To the fury of rail passengers across Britain, the resumption of train services after a four-day Christmas strike turned into a shambles in many locations.
At London Paddington, hub for the west of England and South Wales, thousands of travellers hoping to return home after Christmas breaks turned up to catch trains that did not exist.
The first wave of departures to Cardiff, Oxford, Bristol and Plymouth was wiped out by overrunning engineering works at North Pole depot, close to Paddington.
Adrian Bevan was trying to get home from Paddington to Newton Abbot in Devon. “My train is nearly two hours late already,” he told The Independent. “It’s ridiculous. Just a disaster, again. Very, very disappointed, again.
“All I want to do is get on my train, drink my Thatchers and be happy.”
Two American tourists were last seen heading for the exit from Paddington having booked a car to take them to a spa hotel Moreton-in-Marsh in the Cotswolds at a cost of £320. “We’ve already paid for treatments, and they start at 1pm,” they said as they left.
“I’ve been here since 7am,” said Tom Davies, who was hoping to get home to Swansea in time to work at 2pm.
“There’s not been much communication. They said 10 o’clock they’d be opening back up, then they said half-past. So who knows? It could be any time. Looks like I’ll be late for work.”
The first trains left just before 11am, at least 97 minutes behind the intended start of services.
A spokesperson for Great Western Railway (GWR) said: “Network Rail and GWR teams have been working hard to keep passengers as up to date as possible in a rapidly changing situation, and we’re sorry for customers inconvenienced this morning.
“We are expecting delays to reduce over the coming hours, but there may be some continued disruption on some routes throughout the day.”
With far fewer trains during the morning, passengers were left standing on stations including Reading, Swindon and Stroud due to extreme overcrowding. At Reading, travellers hoping to catch nonstop trains to London Paddington were directed to the much slower, all-stations Elizabeth Line.
Elsewhere in Britain, similar scenes were playing out after the four-day strike by members of the RMT union working for Network Rail.

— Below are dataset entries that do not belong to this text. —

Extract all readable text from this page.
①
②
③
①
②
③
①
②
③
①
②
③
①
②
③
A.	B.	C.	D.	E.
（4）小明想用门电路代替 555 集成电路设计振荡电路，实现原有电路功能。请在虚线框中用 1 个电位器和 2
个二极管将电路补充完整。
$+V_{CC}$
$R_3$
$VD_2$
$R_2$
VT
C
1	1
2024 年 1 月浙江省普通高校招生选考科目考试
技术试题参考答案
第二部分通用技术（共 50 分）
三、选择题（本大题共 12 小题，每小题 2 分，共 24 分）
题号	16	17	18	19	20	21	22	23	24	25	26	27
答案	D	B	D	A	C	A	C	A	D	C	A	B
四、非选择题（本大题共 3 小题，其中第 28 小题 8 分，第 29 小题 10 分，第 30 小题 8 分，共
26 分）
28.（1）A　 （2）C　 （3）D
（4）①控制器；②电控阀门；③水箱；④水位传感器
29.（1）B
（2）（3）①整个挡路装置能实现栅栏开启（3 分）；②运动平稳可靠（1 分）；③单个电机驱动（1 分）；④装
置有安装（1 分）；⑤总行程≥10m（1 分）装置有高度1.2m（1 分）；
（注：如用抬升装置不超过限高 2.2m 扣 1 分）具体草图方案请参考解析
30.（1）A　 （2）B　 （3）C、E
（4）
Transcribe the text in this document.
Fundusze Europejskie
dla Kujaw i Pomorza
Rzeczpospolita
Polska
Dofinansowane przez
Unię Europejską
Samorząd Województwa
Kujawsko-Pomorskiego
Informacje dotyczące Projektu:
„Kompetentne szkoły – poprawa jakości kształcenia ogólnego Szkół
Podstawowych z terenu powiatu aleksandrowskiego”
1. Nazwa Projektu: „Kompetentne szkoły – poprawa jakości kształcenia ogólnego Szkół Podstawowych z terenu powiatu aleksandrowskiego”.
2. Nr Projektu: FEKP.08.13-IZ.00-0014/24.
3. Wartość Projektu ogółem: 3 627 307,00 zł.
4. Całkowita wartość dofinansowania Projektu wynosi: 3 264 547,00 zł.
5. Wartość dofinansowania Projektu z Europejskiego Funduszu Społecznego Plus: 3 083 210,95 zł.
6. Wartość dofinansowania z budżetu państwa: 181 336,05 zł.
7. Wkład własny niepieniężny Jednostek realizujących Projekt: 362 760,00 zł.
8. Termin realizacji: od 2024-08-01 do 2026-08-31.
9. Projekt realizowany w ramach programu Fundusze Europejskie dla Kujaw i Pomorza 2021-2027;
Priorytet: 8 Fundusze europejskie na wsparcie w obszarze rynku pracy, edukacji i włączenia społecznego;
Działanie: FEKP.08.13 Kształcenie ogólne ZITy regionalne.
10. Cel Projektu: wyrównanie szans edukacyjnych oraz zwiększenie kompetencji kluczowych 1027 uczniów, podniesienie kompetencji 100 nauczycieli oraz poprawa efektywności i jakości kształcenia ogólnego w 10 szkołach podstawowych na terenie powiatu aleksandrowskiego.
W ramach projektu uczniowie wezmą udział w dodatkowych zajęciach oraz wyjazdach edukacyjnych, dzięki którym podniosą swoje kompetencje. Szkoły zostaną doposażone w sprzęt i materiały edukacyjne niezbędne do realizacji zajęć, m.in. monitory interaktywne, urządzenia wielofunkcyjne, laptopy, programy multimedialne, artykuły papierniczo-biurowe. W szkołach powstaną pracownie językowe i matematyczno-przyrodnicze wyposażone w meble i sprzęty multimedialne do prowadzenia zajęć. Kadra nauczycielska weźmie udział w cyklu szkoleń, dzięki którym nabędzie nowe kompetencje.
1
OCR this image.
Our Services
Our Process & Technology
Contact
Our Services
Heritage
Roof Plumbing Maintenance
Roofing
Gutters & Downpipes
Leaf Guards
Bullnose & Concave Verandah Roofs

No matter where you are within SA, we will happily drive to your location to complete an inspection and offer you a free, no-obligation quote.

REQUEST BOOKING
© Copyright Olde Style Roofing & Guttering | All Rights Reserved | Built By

The private operator Lumo combined its first two departures from Edinburgh to London after delays moving trains from the depot.
When finally the rolling stock was ready, Lumo tweeted: “Our team will be doing their very best to load customers and their luggage promptly and safely. We kindly ask customers not to take these issues out on our on train team. It’s not their fault.”
Passengers with tickets to board at Newcastle were urged to travel on other trains and claim their fare back.
Links between London and Gatwick airport did not resume until the afternoon – whereupon a signal failure delayed services, with the first train from London Bridge arriving 35 minutes late. The main Gatwick Express link from Victoria is closed because of engineering work.
Many stations remain closed for the rest of the year due to an overtime ban by members of the RMT union.
South Western Railway, which runs to and from London Waterloo, told passengers: “You are urged to only travel if absolutely necessary.”
The train firm is running a much-reduced service on its main line to Woking, Winchester and Weymouth, as well as the Windsor line.
For the rest of the year it has taken many stations offline as it seeks to run a reduced service on its main routes.
Two dozen stations will see no trains at all, while 13 more have no services scheduled to stop.
Chiltern Railways has axed its entire Midlands network until 9 January.